Walsh on Iron Moon Anthology of Workers’ Poetry

In an article titled “The Chinese Factory Workers Who Write Poems on Their Phones” on Literary Hub, Megan Walsh reviews Iron Moon: An Anthology of Chinese Migrant Worker Poetry, edited by Qin Xiaoyu 秦晓宇 and translated by Eleanor Goodman. She writes:

Similar to the way the industrial revolution in England enforced a whole new concept of time as it severed workers from seasonal rhythms, so these poets speak of disrupted menstrual cycles, the blurring of night and day and the sense of unbelonging, where both countryside and city are rendered uninhabitable (several refer to themselves as “lame ducks,” maimed and unable to complete their journey back home). Of course, they are not the only ones concerned with the spiritual vacuum of China’s brutish capitalist economy or the devastating destruction of the environment, but what makes their eco-poetry so vital is that they are not writing from a distance, but at the coalface.

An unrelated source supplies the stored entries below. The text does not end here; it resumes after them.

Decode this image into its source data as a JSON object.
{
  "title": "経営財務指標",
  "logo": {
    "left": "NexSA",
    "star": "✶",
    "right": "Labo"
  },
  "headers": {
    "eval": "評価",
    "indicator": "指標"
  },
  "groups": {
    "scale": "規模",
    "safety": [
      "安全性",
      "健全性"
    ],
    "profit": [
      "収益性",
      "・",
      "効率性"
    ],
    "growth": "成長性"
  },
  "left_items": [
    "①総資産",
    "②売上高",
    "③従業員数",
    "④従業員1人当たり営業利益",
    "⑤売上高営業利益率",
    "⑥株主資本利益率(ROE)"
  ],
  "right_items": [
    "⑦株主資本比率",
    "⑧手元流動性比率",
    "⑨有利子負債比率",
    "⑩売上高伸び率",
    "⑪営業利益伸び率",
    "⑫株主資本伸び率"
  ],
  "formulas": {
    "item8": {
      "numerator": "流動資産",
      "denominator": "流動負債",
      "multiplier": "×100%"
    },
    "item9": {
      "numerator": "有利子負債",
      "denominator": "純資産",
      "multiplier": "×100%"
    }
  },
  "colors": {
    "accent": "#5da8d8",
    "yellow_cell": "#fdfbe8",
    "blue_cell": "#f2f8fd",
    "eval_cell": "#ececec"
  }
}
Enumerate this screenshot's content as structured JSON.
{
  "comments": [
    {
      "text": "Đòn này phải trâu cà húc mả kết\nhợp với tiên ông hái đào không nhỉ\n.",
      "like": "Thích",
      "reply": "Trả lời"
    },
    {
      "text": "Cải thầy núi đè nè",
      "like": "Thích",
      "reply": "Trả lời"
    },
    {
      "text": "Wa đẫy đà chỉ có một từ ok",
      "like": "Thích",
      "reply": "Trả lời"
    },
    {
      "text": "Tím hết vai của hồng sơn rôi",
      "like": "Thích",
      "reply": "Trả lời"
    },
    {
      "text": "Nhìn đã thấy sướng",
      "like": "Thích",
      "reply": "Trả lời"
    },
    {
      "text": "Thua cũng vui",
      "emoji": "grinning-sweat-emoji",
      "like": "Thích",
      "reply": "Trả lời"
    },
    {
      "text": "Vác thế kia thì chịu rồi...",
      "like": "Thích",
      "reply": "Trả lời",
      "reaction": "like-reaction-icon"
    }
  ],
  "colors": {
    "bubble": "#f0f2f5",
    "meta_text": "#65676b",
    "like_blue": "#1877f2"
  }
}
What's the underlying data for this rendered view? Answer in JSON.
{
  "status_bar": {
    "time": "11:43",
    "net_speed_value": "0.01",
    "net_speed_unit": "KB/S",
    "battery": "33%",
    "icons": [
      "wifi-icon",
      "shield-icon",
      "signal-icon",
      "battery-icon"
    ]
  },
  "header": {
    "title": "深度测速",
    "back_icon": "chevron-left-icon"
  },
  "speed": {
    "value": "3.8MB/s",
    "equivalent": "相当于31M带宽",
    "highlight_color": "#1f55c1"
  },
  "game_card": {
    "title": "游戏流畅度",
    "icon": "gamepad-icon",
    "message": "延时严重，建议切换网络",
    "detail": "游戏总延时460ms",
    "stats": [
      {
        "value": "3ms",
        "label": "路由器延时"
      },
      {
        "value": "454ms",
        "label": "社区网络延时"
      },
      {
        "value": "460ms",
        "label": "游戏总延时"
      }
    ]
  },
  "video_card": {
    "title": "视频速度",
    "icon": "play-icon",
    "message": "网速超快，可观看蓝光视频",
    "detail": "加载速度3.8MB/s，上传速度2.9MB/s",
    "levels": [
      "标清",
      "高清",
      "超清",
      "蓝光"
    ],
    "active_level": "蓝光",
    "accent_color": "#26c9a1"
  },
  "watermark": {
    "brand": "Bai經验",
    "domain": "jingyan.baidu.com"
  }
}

They work hellish hours without job security, drink water from rivers they see dumped with pollutants and chemicals, inhale air fouled by poisonous gases. They risk injury from merciless, vampiric machines that consume not only their youth, but their body parts (in 2005 there were an estimated 40,000 incidents of severed fingers each year alone in China’s southern economic zones). And they find the time outside of the 14-hour shifts and the space in their crowded dorm rooms to engage, to write about their lives and publish it online using a basic cell phone… This confluence of China’s industrialization with easy internet access has created an unprecedented opportunity in the history of working class literature.